Both connections are IPSec traffic connections. First line is from local router (192.168.28.0/24) to WAN, while second line is from remote site (192.168.27.0/24) via an OpenVPN tunnel to WAN. What I noticed is that when traffic goes thru a tunnel, the MAC address is always 00:00:00:00:00:00, which makes sense as a virtual interface does not have MAC addresses.

For your case, it looks like the SFE code is still routing traffic through a physical interface, which is incorrect. So when SFE kicks in, the network packet gets discarded. I'm not too familiar with IPSec traffic routing in the Linux kernel so I'm not sure if I can help in your problem.

Maybe someone in the forum can help shed some light into how IPSec traffic are routed and we can collectively figure out how to solve this problem.

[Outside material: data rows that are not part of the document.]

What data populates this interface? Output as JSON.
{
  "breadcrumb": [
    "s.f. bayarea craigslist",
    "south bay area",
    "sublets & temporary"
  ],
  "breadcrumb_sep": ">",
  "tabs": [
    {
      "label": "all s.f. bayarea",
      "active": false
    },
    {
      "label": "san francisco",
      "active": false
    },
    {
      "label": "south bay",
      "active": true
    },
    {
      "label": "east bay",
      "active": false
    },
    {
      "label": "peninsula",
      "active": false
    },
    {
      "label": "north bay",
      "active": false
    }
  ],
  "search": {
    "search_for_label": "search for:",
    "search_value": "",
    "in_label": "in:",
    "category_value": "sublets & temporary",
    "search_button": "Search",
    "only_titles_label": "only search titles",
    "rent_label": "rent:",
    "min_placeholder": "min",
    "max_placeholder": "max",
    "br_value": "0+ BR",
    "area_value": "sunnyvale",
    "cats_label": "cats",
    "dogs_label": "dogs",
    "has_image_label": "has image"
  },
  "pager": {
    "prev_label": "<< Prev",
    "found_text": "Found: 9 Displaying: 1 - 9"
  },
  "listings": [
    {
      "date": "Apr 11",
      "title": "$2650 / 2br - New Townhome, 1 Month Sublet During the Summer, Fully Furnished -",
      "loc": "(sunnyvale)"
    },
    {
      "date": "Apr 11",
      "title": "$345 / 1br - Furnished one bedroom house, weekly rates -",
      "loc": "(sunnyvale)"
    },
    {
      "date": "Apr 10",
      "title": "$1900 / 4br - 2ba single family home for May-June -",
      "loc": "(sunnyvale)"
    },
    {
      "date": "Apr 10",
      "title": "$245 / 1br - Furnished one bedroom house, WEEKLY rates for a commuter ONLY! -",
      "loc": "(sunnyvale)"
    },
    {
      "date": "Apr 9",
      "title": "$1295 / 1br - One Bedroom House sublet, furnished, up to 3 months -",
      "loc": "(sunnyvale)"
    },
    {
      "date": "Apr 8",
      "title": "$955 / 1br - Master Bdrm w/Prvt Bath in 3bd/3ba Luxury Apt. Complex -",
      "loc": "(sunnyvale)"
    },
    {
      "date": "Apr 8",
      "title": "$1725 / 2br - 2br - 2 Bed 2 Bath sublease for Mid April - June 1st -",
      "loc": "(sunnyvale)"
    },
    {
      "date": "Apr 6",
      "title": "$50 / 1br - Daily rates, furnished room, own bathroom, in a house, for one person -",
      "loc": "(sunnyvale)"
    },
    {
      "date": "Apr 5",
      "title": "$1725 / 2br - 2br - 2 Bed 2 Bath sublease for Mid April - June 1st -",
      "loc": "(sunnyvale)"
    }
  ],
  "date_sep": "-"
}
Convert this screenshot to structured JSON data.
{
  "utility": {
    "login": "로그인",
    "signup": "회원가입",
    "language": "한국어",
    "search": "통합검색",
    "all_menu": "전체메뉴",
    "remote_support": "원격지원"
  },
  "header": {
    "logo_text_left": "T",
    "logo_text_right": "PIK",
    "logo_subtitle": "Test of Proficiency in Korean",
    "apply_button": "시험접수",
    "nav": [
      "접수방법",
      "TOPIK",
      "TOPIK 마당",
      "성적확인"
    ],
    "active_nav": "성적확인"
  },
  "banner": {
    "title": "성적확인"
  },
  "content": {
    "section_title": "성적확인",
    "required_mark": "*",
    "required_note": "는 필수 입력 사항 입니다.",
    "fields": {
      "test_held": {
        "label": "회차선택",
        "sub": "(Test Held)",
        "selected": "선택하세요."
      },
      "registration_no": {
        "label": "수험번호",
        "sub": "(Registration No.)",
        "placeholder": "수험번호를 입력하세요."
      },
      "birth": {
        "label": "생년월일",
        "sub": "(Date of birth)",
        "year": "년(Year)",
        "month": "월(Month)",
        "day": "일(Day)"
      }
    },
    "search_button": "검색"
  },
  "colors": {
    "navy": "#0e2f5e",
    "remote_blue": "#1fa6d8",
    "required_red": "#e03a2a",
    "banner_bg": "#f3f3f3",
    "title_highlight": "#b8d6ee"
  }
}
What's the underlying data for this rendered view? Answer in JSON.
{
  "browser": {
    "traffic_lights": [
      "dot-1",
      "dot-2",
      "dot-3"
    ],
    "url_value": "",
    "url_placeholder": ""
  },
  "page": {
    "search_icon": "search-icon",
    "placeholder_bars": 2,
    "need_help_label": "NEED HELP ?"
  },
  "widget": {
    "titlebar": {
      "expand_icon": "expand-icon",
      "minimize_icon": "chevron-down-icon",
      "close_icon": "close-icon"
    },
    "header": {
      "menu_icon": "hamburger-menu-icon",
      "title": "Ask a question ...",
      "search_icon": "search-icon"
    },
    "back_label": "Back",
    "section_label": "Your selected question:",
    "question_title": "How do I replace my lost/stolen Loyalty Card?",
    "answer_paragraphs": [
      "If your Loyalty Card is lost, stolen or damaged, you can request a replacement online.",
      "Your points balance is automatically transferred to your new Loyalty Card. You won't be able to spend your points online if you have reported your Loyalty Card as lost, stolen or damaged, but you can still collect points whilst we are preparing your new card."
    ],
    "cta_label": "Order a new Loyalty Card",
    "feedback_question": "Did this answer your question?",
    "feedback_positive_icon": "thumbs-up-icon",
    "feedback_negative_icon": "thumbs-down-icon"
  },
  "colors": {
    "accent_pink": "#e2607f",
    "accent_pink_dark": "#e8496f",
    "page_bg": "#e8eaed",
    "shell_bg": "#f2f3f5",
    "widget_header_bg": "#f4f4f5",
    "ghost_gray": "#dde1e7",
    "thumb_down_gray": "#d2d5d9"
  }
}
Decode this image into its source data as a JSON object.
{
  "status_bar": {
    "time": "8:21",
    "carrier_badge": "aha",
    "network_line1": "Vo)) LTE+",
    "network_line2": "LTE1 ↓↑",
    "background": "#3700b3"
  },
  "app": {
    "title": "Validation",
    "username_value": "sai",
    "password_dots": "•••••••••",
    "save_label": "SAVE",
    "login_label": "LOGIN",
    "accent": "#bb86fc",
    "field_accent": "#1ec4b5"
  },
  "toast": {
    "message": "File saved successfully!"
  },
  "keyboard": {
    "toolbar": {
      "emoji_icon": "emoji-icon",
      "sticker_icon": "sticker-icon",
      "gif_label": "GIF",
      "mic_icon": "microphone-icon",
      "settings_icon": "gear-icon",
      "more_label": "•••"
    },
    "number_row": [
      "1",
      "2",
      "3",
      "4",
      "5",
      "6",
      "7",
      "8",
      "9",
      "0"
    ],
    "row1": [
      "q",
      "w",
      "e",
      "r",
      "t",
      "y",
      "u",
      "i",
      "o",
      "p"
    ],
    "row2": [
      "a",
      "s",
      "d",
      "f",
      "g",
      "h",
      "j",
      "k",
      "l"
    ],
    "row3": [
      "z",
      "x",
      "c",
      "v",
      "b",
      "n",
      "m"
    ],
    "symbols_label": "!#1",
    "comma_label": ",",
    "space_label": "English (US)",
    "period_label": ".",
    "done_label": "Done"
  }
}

An upstream version of offloading is ready in @nbd 's staging tree. More details can be found in his comment: https://github.com/lede-project/source/pull/1269#issuecomment-367056477

this is the commit
https://git.openwrt.org/?p=openwrt/staging/nbd.git;a=commit;h=8d0c933b19dfa1f1fc38f685ca5925e0de7f83ce

That is one of the commits that is needed. There are quite a few commits before that that are also needed for this to work AFAIK. Simplest would be to simply clone his staging tree and compile from there.

I've installed the new image (Feb-2018) but SQM doesn't seem to work (again).
Speedtest and DSLreports results show full speed even though I throttle. Bufferbloat is awful.
Regular build works just fine.
Am I missing something?
(PPoE/VDSL)

Is this confirmed that mwan3 will not work with fast-path acceleration?
Didn't find more info in this thread.